1. The problem statement, all variables and given/known data

Consider a new vector operation, 'star' (*), defined for two dimensional vectors by A*B=(A1-B1,A2+B2). Is the resultant object a vector?

2. Relevant equations

3. The attempt at a solution

I want to say that the resultant object would be a vector but I do not know how to start to go about proving it. Any help on where I should start?

2. Sep 13, 2010

### Lanthanum

Re: vectors

It's one of those proofs that's decievingly easy.
Start by defining two general vectors;
let a=<x1,y1>
and b=<x2,y2> where x and y are real.

3. Sep 13, 2010

### w3390

Re: vectors

Okay, but I get confused on what sort of operation I should be doing since it is some sort of made up (*) operation. I already had what you just said. I didn't know where to go from there.

4. Sep 13, 2010

### JonF

Re: vectors

My proof would be something like this:

We define a vector to be an ordered pair in the form of <a,b> where a,b are reals.

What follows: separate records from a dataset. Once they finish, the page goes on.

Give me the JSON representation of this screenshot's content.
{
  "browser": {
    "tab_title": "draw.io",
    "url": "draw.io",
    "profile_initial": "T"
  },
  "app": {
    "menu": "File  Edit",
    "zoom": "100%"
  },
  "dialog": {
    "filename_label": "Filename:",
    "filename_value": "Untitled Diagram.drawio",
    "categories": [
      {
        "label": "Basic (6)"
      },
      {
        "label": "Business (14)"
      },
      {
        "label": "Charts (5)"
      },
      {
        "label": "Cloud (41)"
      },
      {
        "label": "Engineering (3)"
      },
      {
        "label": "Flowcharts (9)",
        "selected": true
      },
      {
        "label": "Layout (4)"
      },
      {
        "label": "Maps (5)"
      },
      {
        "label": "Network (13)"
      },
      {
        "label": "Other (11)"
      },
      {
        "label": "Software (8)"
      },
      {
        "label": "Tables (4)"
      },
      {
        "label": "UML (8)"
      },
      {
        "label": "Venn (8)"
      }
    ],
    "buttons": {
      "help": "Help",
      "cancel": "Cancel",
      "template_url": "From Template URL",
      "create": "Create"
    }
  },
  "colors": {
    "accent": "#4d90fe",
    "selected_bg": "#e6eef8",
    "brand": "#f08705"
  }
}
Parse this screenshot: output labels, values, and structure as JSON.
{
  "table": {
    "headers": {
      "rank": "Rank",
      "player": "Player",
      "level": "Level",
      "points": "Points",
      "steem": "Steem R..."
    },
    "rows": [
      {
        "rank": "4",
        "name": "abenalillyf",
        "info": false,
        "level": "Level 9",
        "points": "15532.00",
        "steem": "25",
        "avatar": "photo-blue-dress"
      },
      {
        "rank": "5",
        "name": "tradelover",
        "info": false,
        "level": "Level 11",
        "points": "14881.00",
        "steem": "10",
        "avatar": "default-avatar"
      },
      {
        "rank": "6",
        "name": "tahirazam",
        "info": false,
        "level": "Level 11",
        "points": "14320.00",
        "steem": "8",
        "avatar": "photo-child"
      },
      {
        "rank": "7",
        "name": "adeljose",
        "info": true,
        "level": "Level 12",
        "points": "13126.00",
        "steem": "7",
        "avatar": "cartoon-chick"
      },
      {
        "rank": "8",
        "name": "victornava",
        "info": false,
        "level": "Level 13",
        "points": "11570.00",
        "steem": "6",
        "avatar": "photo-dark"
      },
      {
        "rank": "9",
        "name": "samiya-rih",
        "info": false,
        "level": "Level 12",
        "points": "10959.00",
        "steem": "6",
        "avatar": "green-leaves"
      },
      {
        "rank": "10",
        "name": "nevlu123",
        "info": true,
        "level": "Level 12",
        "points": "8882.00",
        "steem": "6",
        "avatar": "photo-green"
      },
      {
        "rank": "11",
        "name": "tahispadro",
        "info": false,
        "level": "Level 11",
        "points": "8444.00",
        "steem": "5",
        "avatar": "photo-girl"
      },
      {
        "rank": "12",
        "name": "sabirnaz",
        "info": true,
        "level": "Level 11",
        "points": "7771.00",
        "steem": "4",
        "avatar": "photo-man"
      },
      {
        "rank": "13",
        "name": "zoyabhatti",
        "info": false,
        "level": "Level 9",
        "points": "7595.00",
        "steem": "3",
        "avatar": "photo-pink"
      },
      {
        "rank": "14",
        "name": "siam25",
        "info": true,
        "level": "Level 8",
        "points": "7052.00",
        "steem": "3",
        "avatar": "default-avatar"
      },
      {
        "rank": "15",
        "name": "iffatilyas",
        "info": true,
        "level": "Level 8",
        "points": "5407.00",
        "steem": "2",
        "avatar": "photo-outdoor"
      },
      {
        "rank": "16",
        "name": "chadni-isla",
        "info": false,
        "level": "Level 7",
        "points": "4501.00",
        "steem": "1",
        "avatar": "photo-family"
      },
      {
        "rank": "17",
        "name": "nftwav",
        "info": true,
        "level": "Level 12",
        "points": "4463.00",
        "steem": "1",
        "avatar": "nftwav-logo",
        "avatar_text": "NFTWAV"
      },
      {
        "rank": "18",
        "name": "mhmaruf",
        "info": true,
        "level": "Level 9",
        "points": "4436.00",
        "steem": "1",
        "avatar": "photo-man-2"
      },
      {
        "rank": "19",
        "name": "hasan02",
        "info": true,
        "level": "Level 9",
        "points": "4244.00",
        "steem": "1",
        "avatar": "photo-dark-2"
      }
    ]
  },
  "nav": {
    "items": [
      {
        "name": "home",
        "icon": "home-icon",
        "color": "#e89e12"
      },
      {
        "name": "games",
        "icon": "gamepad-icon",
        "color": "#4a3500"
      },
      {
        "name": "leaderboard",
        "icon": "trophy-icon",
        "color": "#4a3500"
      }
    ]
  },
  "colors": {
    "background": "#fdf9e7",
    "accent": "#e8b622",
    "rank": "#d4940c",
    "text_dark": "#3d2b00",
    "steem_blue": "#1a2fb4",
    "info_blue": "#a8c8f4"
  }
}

Consider the binary operation on vectors A*B =(A1-B1,A2+B2), where A = <A1,A2> and B=<B1,B2>.

A1,B1,A2,B2 are all reals by the definitions of vectors. A1-B1 is a real since addition is a closed operation. A2+B2 is in the reals since addition is a closed operation. Thus (A1-B1,A2+B2) satisfies the definition of a vector.

Or do you mean an operation on a vector space? That question is a bit more fun.

5. Sep 13, 2010

### w3390

Re: vectors

What do you mean by closed operation?

6. Sep 13, 2010

### JonF

Re: vectors

Let ‘*’ be an operation defined over some space. Let a,b be ANY elements of the space. ‘*’ is said to be closed if a*b maps to a unique element in the space.

In normal human language: an operation is called closed over a set if it always produces exactly one element in the set.

But by vector do you mean an object in a vector space? If so there is a lot more to this proof.

7. Sep 13, 2010

### w3390

Re: vectors

Yes, I mean an object in vector space.

8. Sep 13, 2010

### JonF

Re: vectors

clarification: they want you to prove that * makes a vector space, or a subspace correct?

If so, this is much more fun then, but revolves around similar ideas. I would look up the definition of a vector space (should be about 8 properties) and show that the element A*B meets (or doesn’t meet) all 8 of these requirements. Remember it only has to fail one property with any elements in the set to not be a vector space.

Last edited: Sep 13, 2010
9. Sep 13, 2010

Re: vectors

Ok. Thanks.